As if staying on top of your Adwords quality score wasn’t tricky enough with all the recent updates (AKA Google Slaps), Google now plans to factor in site load times into their calculation of advertisers’ Adwords quality scores. Despite the added complications and work this will cause, Google is actually doing everyone a favor in the long run. This proposed change will not only force advertisers to maintain stricter quality controls on their websites and landing pages, but will result in a better user experience which means increased conversions and revenues for advertisers – not to mention better pay per click performance.

So how do I know if my site loads too slowly and what can I do about it?

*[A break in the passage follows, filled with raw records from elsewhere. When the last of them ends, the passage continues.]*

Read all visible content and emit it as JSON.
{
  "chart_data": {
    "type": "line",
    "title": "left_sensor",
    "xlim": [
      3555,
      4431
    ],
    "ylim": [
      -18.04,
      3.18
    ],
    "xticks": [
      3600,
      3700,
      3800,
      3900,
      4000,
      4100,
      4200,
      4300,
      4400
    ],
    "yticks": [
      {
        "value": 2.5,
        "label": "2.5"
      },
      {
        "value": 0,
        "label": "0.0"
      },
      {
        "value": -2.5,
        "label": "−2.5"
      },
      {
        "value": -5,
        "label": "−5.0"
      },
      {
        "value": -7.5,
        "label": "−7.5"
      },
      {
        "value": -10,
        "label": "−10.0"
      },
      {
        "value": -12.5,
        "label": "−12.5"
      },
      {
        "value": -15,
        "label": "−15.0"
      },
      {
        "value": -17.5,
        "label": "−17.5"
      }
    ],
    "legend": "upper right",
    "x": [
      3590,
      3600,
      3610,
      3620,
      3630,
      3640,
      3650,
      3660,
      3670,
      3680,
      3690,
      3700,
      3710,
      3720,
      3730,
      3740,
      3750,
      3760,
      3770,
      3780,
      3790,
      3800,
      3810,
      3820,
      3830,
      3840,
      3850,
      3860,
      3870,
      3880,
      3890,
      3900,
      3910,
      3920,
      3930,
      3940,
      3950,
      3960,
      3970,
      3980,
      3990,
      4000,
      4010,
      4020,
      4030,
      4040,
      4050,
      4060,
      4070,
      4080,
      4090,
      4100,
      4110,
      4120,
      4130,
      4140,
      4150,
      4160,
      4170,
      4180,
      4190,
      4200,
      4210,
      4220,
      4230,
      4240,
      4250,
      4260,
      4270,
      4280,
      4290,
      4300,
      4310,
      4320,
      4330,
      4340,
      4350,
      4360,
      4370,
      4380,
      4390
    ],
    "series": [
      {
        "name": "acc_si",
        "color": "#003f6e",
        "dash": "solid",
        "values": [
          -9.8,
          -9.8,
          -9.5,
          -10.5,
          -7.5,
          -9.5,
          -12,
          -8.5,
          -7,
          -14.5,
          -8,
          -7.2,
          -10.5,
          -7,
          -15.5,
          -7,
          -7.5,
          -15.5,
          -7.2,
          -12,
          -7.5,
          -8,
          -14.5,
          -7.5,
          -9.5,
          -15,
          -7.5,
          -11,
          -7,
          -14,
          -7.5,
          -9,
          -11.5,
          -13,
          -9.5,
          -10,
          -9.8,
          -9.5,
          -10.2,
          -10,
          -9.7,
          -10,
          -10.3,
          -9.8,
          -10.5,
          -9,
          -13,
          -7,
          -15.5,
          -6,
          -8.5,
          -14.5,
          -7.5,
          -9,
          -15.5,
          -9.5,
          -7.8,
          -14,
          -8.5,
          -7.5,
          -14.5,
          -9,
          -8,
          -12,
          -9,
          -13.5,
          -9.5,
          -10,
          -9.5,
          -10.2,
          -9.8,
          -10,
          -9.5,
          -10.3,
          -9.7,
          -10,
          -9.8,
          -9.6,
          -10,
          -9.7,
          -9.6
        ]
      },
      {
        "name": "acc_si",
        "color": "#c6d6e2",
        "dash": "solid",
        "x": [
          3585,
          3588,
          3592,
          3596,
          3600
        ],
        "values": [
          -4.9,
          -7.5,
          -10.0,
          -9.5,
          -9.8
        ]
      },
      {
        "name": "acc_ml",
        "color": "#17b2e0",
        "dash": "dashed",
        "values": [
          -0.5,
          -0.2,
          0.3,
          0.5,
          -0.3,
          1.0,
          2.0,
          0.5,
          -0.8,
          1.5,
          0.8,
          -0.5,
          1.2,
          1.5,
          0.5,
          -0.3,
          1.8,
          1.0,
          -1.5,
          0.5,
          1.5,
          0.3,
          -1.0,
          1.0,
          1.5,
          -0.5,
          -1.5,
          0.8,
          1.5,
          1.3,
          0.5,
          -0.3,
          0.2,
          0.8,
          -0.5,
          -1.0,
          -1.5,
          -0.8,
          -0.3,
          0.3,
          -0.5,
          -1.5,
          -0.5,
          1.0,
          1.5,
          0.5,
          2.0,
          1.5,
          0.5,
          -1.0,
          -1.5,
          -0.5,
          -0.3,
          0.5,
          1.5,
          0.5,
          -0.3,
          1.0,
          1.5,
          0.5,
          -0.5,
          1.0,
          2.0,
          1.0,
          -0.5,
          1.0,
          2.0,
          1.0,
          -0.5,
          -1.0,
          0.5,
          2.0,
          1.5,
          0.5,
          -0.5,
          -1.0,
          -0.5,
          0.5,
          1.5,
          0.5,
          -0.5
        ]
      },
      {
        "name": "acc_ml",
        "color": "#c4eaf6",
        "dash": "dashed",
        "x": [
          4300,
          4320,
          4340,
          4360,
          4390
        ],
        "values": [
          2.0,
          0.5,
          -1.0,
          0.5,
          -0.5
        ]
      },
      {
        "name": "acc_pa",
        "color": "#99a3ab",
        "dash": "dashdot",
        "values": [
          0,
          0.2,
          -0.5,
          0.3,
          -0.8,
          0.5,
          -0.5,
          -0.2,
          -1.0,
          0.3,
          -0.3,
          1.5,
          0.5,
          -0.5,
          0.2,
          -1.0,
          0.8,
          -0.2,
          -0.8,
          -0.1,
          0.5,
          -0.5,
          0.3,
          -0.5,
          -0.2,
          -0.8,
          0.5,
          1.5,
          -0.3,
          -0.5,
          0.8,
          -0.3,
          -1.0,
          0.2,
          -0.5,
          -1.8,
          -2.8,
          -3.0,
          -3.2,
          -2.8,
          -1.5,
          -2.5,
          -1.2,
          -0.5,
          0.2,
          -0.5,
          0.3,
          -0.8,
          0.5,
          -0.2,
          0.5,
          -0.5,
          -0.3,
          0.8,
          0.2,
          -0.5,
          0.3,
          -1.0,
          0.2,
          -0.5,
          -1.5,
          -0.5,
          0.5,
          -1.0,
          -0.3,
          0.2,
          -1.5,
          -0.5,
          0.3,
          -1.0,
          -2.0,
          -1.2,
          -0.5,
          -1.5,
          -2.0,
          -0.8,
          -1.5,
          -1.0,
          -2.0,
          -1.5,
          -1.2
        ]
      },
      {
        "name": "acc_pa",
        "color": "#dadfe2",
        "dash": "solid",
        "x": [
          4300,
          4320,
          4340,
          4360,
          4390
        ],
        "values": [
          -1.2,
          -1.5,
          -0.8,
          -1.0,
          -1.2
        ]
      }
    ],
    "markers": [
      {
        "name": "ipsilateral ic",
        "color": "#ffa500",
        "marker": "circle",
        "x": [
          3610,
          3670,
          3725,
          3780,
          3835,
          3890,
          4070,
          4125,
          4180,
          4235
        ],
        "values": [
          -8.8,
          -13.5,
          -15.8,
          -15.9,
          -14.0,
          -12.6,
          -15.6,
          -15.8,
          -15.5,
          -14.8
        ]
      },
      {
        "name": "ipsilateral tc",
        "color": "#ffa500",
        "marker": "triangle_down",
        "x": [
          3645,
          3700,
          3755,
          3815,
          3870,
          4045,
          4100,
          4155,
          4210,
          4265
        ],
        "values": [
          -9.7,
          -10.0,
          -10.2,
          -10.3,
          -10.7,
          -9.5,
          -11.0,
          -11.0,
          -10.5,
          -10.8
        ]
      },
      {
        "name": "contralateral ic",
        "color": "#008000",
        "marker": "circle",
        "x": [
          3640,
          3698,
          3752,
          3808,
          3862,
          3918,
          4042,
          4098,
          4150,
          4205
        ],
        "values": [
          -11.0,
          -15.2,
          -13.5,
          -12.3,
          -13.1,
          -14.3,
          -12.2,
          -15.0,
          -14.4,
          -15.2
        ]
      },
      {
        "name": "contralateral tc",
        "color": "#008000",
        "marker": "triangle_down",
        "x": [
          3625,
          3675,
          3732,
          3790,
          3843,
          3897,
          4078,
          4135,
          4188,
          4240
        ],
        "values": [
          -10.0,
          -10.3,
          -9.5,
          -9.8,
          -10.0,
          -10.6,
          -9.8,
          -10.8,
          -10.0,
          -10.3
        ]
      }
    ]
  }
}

The whole idea behind this move is to reduce friction on your websites that keep users from getting what they want or finding what they are looking for after they click on one of your ads. How can you verify your site load time? Google suggests using their webmaster tools however, one of our strategic partners Charlotte Riley of A.C. Riley Communications blogged about a powerful tool called pingdom that shows you your actual site load time and even how long it takes to load individual elements on your pages such as images and javascript codes. The tool is great for quickly pinpointing problem areas to work on. For example: loading site-wide elements that don’t need to be on all pages of your site causing slower load times. You can even benchmark your site against your competitors’ sites to see how you stack up.

Google plans to begin measuring site load times within the next few weeks after which you’ll have a month to make improvements before your quality score is recalculated.

Search Engine Roundtable provides a good overview of this change and shares some insights on how Google will calculate a load time grade score (which will be visible from within your campaigns according to our sources at Google). It would be interesting to know however, how Google will factor in temporary site down times into the equation. We’ll keep you posted on our experiences and insights when this new update comes into full effect.